The difference being that it's not false. ;P

[snip some weird basketball obsession thing that's not relevant here]
P.S. Recall your claim that IIS could not compete with Apache? It
looks like people are switching from Apache to IIS.http://news.netcraft.com/archives/2007/08/06/august_2007_web_server_s...

Microsoft is obviously stepping up the marketing machinery. It
probably helps that they're spreading a lot of software patent
liability FUD about Linux lately, too. Microsoft's dirty fighting
doesn't prove a whit about the relative merits of the two pieces of
software as regards actual pragmatic concerns by users of such
software, regardless.
 
R

Roedy Green

That's because you were daft enough to install Vista.

Not quite.
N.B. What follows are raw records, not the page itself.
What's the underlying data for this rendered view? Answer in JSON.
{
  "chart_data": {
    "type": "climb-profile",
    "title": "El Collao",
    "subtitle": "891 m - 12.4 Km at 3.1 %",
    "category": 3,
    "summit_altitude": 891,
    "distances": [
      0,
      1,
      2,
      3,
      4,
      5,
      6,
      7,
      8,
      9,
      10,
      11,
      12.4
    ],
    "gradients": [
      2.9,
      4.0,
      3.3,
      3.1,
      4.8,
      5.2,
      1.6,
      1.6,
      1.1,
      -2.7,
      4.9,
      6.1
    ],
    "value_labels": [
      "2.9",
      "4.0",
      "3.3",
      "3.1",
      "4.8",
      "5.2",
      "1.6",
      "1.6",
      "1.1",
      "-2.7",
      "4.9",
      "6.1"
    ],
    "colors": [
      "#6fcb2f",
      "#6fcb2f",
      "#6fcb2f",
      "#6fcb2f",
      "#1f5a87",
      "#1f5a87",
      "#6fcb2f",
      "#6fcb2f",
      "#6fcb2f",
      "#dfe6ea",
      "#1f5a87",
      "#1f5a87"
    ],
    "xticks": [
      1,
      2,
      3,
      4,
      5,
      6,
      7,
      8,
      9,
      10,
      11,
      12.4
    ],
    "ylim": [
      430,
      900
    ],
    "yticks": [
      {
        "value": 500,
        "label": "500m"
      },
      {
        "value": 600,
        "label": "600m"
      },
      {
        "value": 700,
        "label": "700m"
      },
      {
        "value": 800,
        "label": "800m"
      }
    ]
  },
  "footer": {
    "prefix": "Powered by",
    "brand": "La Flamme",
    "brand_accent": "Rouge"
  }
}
It's because I was daft enough to buy
a new machine which gives you no choice in OS.
There are no new machines being shipped with XP
any more in my neck of the woods.
The only alternatives I can think of would be:
1. wait a year to buy the new machine and hope Vista is more mature.
2. wait a year to save up the $450 for a free-standing copy of XP.
3. toss my investment in Windows software, and writing code
for Windows customers, retire the windows-specific parts
of my website and start afresh with Linux.